The Seattle-based retailer posted a 12.5 percent increase in retail sales for the three months ending in January, marking its fifth consecutive quarter of double-digit, year-over-year revenue growth.
Once again, Nordstrom seemed to benefit from an affluent customer base that's less affected by a sluggish economic recovery than the lower-income shoppers of some other department-store chains.
"Our regular-price selling remains at historically high levels," President Blake Nordstrom told analysts in a conference call Thursday.
The company reported a fourth-quarter profit of $236 million, or $1.11 a share, representing a 1.7 percent increase from a year ago. Although that beat expectations, Wall Street was disappointed with Nordstrom's cautious outlook, and shares slid in after-hours trading after the earnings report.
Nordstrom projected a 4 to 6 percent increase in sales at stores open more than a year for 2012, down from a 7.2 percent rise in 2011.
The biggest gain came from its direct-to-consumer business, up nearly 30 percent from the year before.
Nordstrom, which has been spending heavily to secure its online future, told analysts Thursday it plans to continue investing in its e-commerce business over the next year.
The company is testing a local same-day delivery service and working to improve its website, adding personalization features and expanding its merchandise selection, executives said. That's on top of the company's launch last August of free shipping for online orders of any size and the purchase of Los Angeles "flash-sale" website HauteLook a year ago.
"It's going to be a period of investment, and that will depress earnings growth a little bit in 2012," said analyst Dan Geiman of McAdams Wright Ragen in Seattle. "But it should pay off in the long-term."
Nordstrom plans to spend $140 million, or 30 percent of its capital expenditure budget, on e-commerce improvements this year.
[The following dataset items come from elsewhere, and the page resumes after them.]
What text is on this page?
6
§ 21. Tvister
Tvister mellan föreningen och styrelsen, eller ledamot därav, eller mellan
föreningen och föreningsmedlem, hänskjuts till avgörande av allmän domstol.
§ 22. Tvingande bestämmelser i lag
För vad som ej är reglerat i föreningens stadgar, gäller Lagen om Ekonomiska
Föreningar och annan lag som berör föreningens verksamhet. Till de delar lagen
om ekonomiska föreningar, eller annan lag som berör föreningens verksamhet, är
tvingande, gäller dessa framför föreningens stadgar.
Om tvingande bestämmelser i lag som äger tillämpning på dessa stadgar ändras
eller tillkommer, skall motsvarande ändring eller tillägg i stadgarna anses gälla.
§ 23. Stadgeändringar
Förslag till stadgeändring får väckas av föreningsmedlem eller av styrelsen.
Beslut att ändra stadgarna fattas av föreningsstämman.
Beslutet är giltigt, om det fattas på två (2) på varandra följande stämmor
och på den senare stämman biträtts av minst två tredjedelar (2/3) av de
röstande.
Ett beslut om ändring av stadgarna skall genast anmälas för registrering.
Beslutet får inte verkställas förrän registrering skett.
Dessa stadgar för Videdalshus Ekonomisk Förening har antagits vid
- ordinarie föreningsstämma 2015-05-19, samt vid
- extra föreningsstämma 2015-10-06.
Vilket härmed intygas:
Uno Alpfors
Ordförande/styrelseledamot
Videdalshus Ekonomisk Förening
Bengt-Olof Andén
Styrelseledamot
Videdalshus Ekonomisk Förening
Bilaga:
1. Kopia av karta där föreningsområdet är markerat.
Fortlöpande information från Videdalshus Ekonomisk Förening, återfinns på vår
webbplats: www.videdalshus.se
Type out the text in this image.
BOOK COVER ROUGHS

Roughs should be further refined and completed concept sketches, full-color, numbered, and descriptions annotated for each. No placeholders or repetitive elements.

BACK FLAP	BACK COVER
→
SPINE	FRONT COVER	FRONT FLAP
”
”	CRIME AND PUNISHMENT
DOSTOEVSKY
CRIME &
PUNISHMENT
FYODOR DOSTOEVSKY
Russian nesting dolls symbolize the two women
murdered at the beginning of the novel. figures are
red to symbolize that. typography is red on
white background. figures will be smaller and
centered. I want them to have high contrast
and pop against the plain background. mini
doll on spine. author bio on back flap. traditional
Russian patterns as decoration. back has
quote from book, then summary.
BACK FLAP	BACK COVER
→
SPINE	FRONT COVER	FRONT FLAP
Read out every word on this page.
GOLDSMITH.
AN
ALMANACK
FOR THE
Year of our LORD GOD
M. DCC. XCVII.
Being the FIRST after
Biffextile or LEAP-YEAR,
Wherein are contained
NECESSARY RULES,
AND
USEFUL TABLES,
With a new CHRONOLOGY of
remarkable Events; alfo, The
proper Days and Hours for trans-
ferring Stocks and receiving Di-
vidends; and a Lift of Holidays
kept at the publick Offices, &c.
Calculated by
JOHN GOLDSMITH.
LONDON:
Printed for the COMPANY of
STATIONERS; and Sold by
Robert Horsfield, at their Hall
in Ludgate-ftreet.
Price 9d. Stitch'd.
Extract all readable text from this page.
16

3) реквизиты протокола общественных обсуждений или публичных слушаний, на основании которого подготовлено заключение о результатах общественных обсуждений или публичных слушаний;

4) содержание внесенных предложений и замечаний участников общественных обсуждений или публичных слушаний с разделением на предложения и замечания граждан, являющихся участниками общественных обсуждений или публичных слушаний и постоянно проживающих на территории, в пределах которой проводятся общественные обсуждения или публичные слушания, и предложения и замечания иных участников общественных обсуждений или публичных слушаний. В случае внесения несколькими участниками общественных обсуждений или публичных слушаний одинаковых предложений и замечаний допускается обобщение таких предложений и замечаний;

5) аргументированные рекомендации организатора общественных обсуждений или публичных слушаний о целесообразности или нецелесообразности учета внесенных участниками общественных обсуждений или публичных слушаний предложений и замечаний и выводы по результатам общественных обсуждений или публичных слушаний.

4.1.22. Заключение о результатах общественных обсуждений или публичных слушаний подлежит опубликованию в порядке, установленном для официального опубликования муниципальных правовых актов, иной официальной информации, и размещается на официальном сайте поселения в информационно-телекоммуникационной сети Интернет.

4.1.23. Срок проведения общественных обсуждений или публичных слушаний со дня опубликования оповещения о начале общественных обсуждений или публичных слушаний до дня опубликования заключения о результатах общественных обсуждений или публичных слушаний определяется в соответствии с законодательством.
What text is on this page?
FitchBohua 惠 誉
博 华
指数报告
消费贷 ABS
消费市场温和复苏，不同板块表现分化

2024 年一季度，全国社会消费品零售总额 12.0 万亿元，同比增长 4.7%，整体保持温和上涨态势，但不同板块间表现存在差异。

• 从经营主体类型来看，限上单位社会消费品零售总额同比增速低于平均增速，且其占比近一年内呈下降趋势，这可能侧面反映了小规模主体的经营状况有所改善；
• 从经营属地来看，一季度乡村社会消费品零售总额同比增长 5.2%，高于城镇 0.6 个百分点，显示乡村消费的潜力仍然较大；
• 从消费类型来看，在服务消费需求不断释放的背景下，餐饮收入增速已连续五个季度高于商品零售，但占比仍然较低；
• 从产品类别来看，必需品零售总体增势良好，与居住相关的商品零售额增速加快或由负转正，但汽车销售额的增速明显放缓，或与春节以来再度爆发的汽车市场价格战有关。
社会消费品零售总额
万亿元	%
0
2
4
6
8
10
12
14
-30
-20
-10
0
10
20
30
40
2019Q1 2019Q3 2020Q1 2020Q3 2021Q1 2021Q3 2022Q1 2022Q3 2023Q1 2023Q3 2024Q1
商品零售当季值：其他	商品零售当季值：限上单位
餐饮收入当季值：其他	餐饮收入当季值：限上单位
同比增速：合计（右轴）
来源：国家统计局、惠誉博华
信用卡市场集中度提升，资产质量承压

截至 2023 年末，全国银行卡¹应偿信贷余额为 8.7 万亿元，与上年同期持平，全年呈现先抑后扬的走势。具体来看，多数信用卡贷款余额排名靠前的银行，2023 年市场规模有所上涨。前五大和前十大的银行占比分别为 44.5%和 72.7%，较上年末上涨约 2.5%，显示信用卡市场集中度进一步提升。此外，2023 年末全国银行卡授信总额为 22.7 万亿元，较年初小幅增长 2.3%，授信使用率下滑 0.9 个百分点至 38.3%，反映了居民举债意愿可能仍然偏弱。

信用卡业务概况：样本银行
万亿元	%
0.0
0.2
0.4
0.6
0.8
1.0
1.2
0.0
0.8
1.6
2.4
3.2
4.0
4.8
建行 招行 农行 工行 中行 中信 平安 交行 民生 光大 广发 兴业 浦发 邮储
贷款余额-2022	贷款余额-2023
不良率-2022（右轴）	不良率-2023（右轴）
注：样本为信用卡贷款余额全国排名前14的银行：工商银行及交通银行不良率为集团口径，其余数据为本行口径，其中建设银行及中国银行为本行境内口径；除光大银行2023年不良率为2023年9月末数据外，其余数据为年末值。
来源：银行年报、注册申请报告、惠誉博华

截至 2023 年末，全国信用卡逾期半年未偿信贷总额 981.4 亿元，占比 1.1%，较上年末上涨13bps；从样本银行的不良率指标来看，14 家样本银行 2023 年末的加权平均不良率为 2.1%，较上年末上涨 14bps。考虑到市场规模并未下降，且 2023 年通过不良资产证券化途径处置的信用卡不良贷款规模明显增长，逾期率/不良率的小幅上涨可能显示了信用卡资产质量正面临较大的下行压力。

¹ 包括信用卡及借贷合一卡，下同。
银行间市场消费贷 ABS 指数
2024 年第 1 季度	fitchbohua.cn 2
That's up from $100 million, or 20 percent, last year.
As a result, it expects to add nearly 400 employees to its e-commerce operations in Seattle.
The company said it will open one new full-line clothing store and 15 off-price Rack stores this year. It currently has 117 full-line stores and 105 Racks.
Although it's been looking for more than a year to expand to Canada, the company has yet to find a suitable location there, said Erik Nordstrom, president of stores.
"It's a real-estate question, and at this point, we haven't answered that one," he said.
Nordstrom released its results after Thursday's regular trading session. The stock closed up $1.18, or 2.3 percent, to end at $52.18. Shares slid 11 cents, or less than 1 percent, to $51.78 in after-hours trading. The stock has traded between $37.28 and $53.35 in the past 52 weeks.